Including in his later years.
But damn he sure can fight! He was later cast in martial arts roles for films such as Surf Ninjas, Rush Hour 2, and Indiana Jones and the Kingdom of
…wait no, sorry, that movie doesn’t exist, my mistake. Besides some acting parts, he also wrote and directed a film called The Process (titled so much worse as The Ultimate Fight in the U.S.) which features him kicking two guys in suits on a farm because why the hell not.
4. Kevin Clash
Yes, that Kevin Clash. The voice of Elmo and “two totally consenting adults” fame voiced the Turtle’s ever wise and loving father figure, Splinter, giving him an extremely memorable presence. He also did all of the puppetry work! What a guy! Until he maybe did that one thing. He performed many characters on Jim Henson related material like Muppets Tonight, Muppet Treasure Island, and Muppets from Space, as well as the sitcom Dinosaurs. “Not the sexual predator!”
5. Steve Barron
Although he did not act, he has the distinguished title of the director. Barron followed this up with Coneheads and The Adventures of Pinocchio, so you know he’s doing well for himself. The SNL sketch-to-film formula AND some JTT? How much better can this get?

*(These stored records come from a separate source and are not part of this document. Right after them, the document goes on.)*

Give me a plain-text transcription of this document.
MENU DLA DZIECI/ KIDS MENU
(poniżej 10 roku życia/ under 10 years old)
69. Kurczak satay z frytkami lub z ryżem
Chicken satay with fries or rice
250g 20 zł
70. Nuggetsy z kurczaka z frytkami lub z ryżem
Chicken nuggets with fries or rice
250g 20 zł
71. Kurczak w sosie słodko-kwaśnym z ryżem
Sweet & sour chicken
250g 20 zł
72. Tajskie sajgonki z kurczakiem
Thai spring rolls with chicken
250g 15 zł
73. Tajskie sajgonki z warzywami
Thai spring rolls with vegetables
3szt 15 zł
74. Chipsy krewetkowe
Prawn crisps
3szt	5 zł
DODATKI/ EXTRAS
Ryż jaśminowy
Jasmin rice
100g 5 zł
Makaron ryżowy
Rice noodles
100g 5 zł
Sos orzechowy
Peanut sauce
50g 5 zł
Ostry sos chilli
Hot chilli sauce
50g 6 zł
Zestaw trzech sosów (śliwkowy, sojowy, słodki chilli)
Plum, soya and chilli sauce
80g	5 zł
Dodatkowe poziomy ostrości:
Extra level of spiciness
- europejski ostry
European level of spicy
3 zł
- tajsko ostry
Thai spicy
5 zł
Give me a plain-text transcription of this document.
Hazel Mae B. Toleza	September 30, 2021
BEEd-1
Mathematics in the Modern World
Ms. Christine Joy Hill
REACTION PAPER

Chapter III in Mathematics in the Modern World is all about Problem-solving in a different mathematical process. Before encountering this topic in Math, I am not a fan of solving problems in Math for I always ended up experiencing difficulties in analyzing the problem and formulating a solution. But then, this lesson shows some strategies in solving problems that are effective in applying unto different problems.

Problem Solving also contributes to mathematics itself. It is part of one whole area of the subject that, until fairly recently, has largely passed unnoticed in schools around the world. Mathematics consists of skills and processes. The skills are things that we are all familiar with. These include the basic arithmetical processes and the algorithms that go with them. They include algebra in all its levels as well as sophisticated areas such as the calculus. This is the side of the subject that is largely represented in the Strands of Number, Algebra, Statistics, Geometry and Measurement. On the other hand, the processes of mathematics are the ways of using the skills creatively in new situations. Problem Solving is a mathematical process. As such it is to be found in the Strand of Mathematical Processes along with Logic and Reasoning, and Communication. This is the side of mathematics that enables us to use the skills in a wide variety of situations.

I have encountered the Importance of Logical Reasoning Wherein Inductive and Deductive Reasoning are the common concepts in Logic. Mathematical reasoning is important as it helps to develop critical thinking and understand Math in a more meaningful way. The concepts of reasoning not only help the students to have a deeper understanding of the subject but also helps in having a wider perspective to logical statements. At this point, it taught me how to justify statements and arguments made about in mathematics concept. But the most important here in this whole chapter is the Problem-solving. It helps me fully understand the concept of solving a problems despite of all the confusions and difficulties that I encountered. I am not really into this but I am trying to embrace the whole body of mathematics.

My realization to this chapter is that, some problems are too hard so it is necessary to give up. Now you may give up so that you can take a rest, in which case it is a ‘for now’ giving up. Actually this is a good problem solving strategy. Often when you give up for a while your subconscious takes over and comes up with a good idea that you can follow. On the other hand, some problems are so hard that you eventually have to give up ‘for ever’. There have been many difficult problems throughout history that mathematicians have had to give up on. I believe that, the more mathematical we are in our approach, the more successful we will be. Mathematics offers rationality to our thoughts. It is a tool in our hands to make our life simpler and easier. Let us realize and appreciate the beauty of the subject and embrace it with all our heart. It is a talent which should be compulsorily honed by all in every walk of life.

Although his film career didn’t skyrocket, he did have a pretty great run directing music videos. Some songs include “Africa” and “Rosanna” by Toto, “Billie Jean” by Michael Jackson, “Take on Me” by A-ha, and “Money for Nothing” by Dire Straits. Also of note, the production company behind the then groundbreaking effects of “Money for Nothing”, Mainframe Entertainment (now known as Rainmaker Entertainment), went on to do even more innovative work, including the series ReBoot and another personal favorite of mine, Beast Wars: Transformers.
6. Bonus Shit
In what is both awesome and insanely baffling, a “Special Edition” version of the film was released in Germany in 2010 containing an alternate ending, audio commentary from Barron, and alternate takes, specifically ones where Michelangelo’s nunchaku are edited out because of weird legality laws. For example, there is a scene in the film where Mikey has a nunchaku dual with a member of the Foot. It’s badass, comedic, and extremely impressive all at once.
This is the German version of that same scene.
It completely omits the entire encounter! Along with using cuts that hide or remove the Party Dude’s weapon of choice, the scene is also riddled with over the top cartoon-like sounds at every moment of the fight. A lot of this was due to some backlash with concerns that the film was too violent. While it was aimed mostly at kids, all the fighting is pretty tame and almost always punctuated by a joke.
Finally, I’ll leave you with one of the best scenes from the film where Raphael meets Casey Jones for the first time, mostly for the 11/10 yelling of the word “damn” at the end. Also, the man in cab who asks “What the heck was that?” is Josh Pais, the actor who both voiced Raphael and was the in-suit performer, the only one of the four Turtles to do both.